Zumindest konnte man sich per Telefon miteinander austauschen.

Ihrer Einladung, sie einmal zu besuchen, kam ich gern nach.

Ihre Frage, ob ich vielleicht einem Tibetspanielmix ein neues Lebensumfeld schaffen könnte, war Motivation genug.

Ich hatte bis dahin vom Tibetspaniel nichts gehört, meine Suche nach entsprechenden Informationen brachte auch recht dürftige Ergebnisse.

Der Besuch bei meiner Schwester war super, sie erzählte uns viel, sie zeigte uns viel, und doch war ich mit meinen Gedanken ganz wo anders.

Dann endlich klingelte es an der Tür, am liebsten hätte ich wohl selbst geöffnet^^.

Hereinspaziert kam eine kleine Hundedame, durchaus selbstbewusst, die Rute freudig wedelnd. Mit ihren runden braunen Augen fixierte sie mich freundlich, selbst das leichte Aufnehmen der für sie scheinbar durchaus vorhandenen Duftnuancen meiner Dogge brachte sie nicht aus der Ruhe. Ich war hin und weg, natürlich streichelte ich diesem kleinen Geschöpf das seidige Fell, doch ich wurde etwas überraschend dabei unterbrochen.

Ein zweiter Hund erzwang sich quasi meine Aufmerksamkeit.

Klein war er auch, aber nicht ruhig und gelassen sondern voller Temperament. Viel Ähnlichkeit mit der Mutter konnte man nicht feststellen, weder im Wesen, noch im Aussehen, aber die Lebensfreude, das Temperament, das war schon einmalig.
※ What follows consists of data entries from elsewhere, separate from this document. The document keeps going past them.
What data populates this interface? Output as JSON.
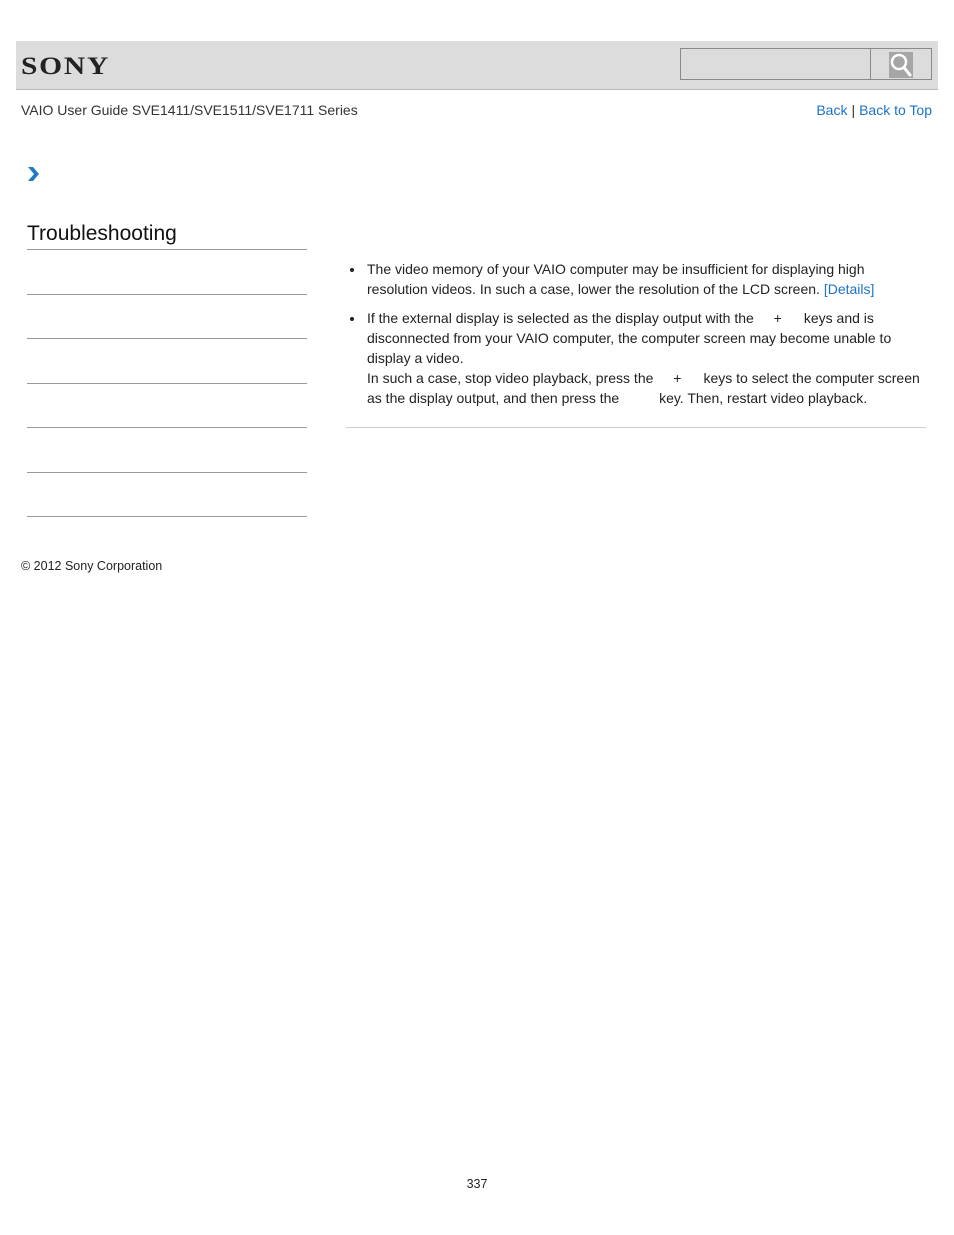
{
  "header": {
    "logo": "SONY",
    "search": {
      "value": "",
      "placeholder": ""
    },
    "search_icon": "search-icon"
  },
  "subheader": {
    "title": "VAIO User Guide SVE1411/SVE1511/SVE1711 Series",
    "back_label": "Back",
    "separator": "|",
    "back_to_top_label": "Back to Top"
  },
  "breadcrumb": {
    "icon": "chevron-right-icon"
  },
  "sidebar": {
    "title": "Troubleshooting",
    "items": [
      "",
      "",
      "",
      "",
      "",
      ""
    ]
  },
  "content": {
    "bullets": [
      {
        "text": "The video memory of your VAIO computer may be insufficient for displaying high resolution videos. In such a case, lower the resolution of the LCD screen. ",
        "link": "[Details]"
      },
      {
        "part1": "If the external display is selected as the display output with the",
        "plus1": "+",
        "part2": "keys and is disconnected from your VAIO computer, the computer screen may become unable to display a video.",
        "part3": "In such a case, stop video playback, press the",
        "plus2": "+",
        "part4": "keys to select the computer screen as the display output, and then press the",
        "part5": "key. Then, restart video playback."
      }
    ]
  },
  "footer": {
    "copyright": "© 2012 Sony Corporation",
    "page_number": "337"
  },
  "colors": {
    "link": "#1a73c8",
    "header_bg": "#dcdcdc",
    "chevron": "#1f7ac4"
  }
}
Sie tänzelte auf 2 Beinen vor mir herum, drehte sich dabei im Kreis, als wenn sie mir sagen wollte:"Gestatten, ich bin ......."

"Schatz, das ist Lucy", erklärte ich meinem etwas überraschten Mann, um ja keine Zweifel darüber aufkommen zu lassen, dass Lucy in Zukunft zu unserer Familie gehört.

"Hallo, Lucy, ich freue mich, dich kennenzulernen", meinte er daraufhin, indem er sie auf den Arm nahm und streichelte.

Lucy hat unser Leben verändert. Ich habe Doggen, Schäferhunde, Dobermänner und später auch Kaukasische Schäferhunde, dazu natürlich auch Mischlinge kennen- und schätzengelernt.

Jeder Hund ist etwas besonderes, aber so ein kleiner Hund, der fast ständig bei einem ist, da baut man doch eine andere Beziehung auf.

Lucy wurde leider nur 4 Jahre alt. Es ist bitter, wenn weder man selbst noch die Bemühungen der Tierärzte helfen können. Man hat die Ursache nicht herausgefunden, die Frage, was man anders hätte machen können, stellte sich bei mir immer wieder.

Sicher, die vielen schönen Tage, die Erlebnisse und die Erinnerungen daran bleiben, und trotzdem ist es irgendwie ungerecht und schmerzhaft, wenn man ein Tier in diesem Alter verliert. Ich werde mich wohl nie daran gewöhnen können.